These facts are consistent with previous research findings and highlight the importance of these new methodologies and how researchers must be equipped with knowledge about how these models can help to understand economic reality.

5 Conclusion

In recent years, Bitcoin has received significant attention from scholars due to its distinctive patterns and characteristics, including high volatility, multiple structural breaks, and unusual probability distributions. However, academic literature has noted a lack of research on this topic. This study contributes to understanding factors underlying Bitcoin volatility by examining price of production (electricity costs), programmed scarcity, programmed supply shocks (halvings), demand shocks (price-hash rate spirals), hash rate, network trust, and liquidation cascades.

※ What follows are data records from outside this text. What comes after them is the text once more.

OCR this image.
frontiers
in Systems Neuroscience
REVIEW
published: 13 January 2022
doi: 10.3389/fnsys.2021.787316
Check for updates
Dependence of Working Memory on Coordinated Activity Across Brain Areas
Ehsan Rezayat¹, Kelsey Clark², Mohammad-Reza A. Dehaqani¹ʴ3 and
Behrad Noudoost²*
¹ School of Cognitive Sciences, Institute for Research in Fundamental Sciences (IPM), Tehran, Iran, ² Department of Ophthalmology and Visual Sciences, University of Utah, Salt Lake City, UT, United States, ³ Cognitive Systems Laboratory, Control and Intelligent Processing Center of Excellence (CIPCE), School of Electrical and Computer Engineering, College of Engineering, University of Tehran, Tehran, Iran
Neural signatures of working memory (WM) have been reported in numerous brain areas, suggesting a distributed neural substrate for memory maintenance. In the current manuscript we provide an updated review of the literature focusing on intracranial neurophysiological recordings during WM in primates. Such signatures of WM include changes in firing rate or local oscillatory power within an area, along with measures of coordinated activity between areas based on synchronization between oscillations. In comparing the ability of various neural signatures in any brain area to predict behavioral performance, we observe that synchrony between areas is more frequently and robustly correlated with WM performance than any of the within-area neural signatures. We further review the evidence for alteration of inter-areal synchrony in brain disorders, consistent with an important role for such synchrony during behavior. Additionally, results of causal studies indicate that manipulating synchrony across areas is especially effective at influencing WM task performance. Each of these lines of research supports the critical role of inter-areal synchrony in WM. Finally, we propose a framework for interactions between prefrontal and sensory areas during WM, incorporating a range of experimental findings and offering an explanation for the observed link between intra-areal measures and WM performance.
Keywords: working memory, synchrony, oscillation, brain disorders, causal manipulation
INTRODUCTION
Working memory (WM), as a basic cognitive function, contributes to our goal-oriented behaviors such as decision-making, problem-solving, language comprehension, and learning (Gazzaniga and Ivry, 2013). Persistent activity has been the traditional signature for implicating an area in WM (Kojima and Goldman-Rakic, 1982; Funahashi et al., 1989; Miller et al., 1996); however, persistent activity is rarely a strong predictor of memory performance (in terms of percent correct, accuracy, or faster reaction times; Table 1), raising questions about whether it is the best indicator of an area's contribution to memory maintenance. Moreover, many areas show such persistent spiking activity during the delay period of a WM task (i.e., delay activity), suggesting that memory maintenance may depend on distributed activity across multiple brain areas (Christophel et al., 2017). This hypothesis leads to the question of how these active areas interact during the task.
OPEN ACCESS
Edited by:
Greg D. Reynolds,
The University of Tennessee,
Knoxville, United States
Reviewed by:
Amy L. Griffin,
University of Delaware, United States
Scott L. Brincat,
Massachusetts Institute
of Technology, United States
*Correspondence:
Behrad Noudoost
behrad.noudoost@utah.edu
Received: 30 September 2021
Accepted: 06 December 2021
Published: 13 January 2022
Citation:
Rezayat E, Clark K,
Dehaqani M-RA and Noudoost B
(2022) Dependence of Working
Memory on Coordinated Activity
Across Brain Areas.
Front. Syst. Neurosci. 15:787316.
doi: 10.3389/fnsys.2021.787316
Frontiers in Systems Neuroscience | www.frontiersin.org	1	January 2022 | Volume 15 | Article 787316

Our findings suggest that ARCH(4) and GARCH(4, 2) models are the most effective to forecasting Bitcoin returns. ARCH(4) model performed best in terms of the MAPE metric. Among deep learning approaches, MLP model showed the best performance on shorter time horizons (one-day and three-days), while RNN model had the lowest prediction errors on seven-day horizon. LSTM model, being the most complex, performed weakly among the deep learning methods. Deep learning models have advantages over classical methods in terms of forecast quality, providing an effective capability to capture nonlinear dependencies in the data. However, higher computational costs and implementation difficulties are also involved. Nonetheless, the improvement in prediction errors justifies their implementation, especially considering that the MLP model used in this study is not the most complex or computationally expensive. Our results are consistent with prior research and underscore the significance of these new methodologies for understanding economic reality.

Although this study has made valuable contributions to understand Bitcoin's returns and volatility factors is also important to recognize its limitations. One limitation is that it focuses on internal mechanisms of protocols as drivers of volatility, with less attention given to market dynamics specific to the cryptocurrency market such as low liquidity, market microstructure, high leverage, and market manipulation. Another limitation is the limited range of ARCH/GARCH models, which may not be the most advanced or effective for forecasting. In addition, models in this study used only one variable and did not consider external factors, which could be important in financial time series with nonlinear properties. Future research could consider a multi-variable perspective that considers derivatives data, on-chain data, and market sentiment data, as well as the use of hybrid models to better understand Bitcoin volatility.

In addition to this, this work also makes a reflective contribution to scientific literature by comparing classical methodologies (ARCH and GARCH models) and deep learning methodologies (DNN models) for returns and volatility forecasting. According to the scientific literature, classical methodologies are still the most used by professionals in economic, financial, and business fields (Wilson & Spralls, 2018). As expected, the results of the analysis show that DNN models have better forecast quality. However, it is important to highlight not only the potential of deep learning methodologies, but also the significant difference in forecast quality. In the economic and financial field, it is noteworthy that professionals often deal with high error rates. Therefore, in an increasingly competitive economic environment, those who use robust tools to support decision-making have an advantage. Therefore, it is important to encourage the training and awareness of these professionals, particularly investors in the cryptocurrency market, to use more accurate methodologies (e.g., deep learning). This is a challenge that this work aims to highlight.

In conclusion, this study aims to provide a valuable contribution to the understanding of Bitcoin's daily returns and the potential of deep learning methodologies. While many researchers have traditionally used classical approaches to volatility models, the recent advancements in computational power suggest that deep learning methodologies may offer a promising option for improving forecast quality. It is important for researchers to consider the use of these advanced methodologies, not only in the study of crypto assets but in other areas as well.